Rozmowy w toku | Zjadam pół tony - wafle, mięsa i batony!

W skrócie
Zaproszenie Ewy Drzyzgi przyjęły osoby, które nie potrafią odmówić sobie przyjemności, jaką jest objadanie się. Monika przekroczyła już sto kilogramów. Kazik przytył do 150.
Oglądaj w telewizji
Opis
Zwyczajni ludzie zwierzają się Ewie Drzyzdze i telewidzom ze swoich radości i smutków. W programie poruszane są trudne i kontrowersyjne tematy. Prowadząca rozmawia ze swoimi gośćmi i publicznością o rodzinie, pracy, miłości, zdrowiu czy parapsychologii. Podpowiada jak np. wyjść z kryzysu małżeńskiego, czy zażegnać konflikt między rodzicami a dziećmi. W kolejnych wydaniach pojawiały się także osoby z nietypowymi problemami m.in. zakupoholicy czy kobiety obdarzone bujnym biustem. Ewa Drzyzga próbuje także dotrzeć do ludzi, którzy chcą z nią porozmawiać, ale z różnych przyczyn nie mogą przyjechać do studia. Ponadto w każdym odcinku na widowni zasiadają eksperci z różnych dziedzin, najczęściej psychologowie i seksuolodzy, którzy analizują trudne sytuacje i udzielają porad bohaterom programu. W ciągu dziesięciu lat istnienia "Rozmów w toku" na antenie widzowie poznali historie ponad 15 tysięcy osób. Wśród zaproszonych znalazły się m.in. Waris Dirie - obrzezana Somalijka, autorka książki "Kwiat pustyni" oraz Isabelle Caro, twarz francuskiej kampanii przeciwko modelkom anorektyczkom.
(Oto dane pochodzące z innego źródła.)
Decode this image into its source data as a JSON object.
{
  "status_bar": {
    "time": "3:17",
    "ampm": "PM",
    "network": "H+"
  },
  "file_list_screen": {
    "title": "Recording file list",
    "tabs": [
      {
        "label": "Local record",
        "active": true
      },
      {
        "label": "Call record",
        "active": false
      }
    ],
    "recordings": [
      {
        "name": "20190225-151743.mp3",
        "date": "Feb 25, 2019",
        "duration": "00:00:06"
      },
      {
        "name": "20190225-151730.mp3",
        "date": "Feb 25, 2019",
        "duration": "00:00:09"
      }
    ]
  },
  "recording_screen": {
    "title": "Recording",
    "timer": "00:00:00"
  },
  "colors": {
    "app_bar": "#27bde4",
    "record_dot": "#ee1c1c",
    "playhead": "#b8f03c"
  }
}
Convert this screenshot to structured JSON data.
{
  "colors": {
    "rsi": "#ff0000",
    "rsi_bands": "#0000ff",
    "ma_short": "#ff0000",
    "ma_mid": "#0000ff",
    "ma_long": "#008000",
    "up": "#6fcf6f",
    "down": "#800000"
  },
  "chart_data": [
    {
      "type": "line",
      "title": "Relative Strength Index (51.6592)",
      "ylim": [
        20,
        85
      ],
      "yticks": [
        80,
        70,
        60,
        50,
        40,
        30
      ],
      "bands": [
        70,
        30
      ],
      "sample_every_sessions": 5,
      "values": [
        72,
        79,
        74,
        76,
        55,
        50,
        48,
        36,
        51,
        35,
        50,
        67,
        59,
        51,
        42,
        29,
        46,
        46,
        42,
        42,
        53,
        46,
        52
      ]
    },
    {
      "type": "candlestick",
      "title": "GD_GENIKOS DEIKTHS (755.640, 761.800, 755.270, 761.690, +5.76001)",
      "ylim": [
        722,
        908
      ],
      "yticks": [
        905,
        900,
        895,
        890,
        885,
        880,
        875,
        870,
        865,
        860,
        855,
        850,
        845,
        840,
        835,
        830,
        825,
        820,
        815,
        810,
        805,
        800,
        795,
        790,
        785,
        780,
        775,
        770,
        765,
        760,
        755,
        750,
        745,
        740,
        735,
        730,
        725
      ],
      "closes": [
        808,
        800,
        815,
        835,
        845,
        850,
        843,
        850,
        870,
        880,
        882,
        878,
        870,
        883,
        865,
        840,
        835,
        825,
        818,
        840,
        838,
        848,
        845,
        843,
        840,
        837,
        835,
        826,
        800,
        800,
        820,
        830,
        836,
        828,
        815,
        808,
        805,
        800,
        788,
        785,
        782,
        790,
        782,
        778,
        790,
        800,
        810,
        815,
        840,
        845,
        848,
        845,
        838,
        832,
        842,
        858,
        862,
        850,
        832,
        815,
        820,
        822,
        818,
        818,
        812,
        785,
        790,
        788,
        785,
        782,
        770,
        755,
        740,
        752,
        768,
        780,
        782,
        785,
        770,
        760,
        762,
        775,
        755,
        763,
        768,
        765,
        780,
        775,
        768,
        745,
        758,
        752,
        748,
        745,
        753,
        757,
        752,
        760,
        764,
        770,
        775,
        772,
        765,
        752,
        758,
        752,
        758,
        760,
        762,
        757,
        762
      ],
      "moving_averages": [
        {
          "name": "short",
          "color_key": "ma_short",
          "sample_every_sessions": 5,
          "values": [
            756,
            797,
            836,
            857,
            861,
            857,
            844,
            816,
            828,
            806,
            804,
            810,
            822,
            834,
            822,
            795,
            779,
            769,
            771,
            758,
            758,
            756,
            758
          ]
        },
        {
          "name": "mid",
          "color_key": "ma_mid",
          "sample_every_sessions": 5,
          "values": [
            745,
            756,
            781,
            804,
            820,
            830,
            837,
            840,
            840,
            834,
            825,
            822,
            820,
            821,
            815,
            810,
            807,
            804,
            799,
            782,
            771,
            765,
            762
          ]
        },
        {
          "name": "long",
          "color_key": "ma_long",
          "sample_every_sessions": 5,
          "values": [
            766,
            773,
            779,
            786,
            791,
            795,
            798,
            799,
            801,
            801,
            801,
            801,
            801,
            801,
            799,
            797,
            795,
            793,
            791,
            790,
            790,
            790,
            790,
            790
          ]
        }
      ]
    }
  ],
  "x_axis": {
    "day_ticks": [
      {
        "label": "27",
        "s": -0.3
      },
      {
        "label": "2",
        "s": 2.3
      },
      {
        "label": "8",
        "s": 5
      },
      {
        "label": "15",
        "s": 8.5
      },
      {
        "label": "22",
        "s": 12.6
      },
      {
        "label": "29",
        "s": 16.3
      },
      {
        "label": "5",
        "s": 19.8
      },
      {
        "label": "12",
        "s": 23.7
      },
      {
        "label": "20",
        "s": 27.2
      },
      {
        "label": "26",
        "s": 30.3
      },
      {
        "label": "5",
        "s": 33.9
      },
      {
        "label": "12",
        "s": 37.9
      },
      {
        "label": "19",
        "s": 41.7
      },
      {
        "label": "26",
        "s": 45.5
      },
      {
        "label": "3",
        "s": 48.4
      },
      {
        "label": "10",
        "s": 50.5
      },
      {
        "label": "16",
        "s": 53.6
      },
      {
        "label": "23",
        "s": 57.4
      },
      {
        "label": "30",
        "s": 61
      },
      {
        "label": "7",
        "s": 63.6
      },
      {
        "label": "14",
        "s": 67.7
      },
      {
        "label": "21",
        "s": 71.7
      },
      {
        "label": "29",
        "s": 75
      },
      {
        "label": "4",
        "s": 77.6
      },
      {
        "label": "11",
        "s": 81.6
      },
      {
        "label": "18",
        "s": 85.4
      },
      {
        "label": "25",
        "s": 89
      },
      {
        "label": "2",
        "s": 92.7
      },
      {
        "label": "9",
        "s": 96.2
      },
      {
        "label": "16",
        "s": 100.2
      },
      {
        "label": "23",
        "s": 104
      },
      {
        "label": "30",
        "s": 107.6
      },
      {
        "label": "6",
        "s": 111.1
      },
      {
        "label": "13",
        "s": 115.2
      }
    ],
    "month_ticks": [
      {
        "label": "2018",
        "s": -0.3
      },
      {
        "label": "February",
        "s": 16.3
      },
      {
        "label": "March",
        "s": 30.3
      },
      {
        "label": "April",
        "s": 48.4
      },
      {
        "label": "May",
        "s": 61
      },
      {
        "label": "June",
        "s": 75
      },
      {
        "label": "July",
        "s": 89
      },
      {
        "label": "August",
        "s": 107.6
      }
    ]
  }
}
Zaproszenie Ewy Drzyzgi przyjęły osoby, które potrafią odmówić sobie przyjemności, jaką jest objadanie się. Iwona potrafi na raz zjeść 3/4 kaczki czy 15 racuchów. Jej partner, Adam, wyznaje, że kocha jej 120-kilogramowe ciało. Monika porzuciła plany odchudzana się, mimo że jej waga przekroczyła już sto kilogramów. Jej mąż twierdzi, że woli ją szczęśliwą w rozmiarze XXL niż nerwową na diecie. Kazik bardzo lubi różne mięsne smakołyki. Przytył do 150 kilogramów. Problem ma jeden: nie może sobie znaleźć dziewczyny.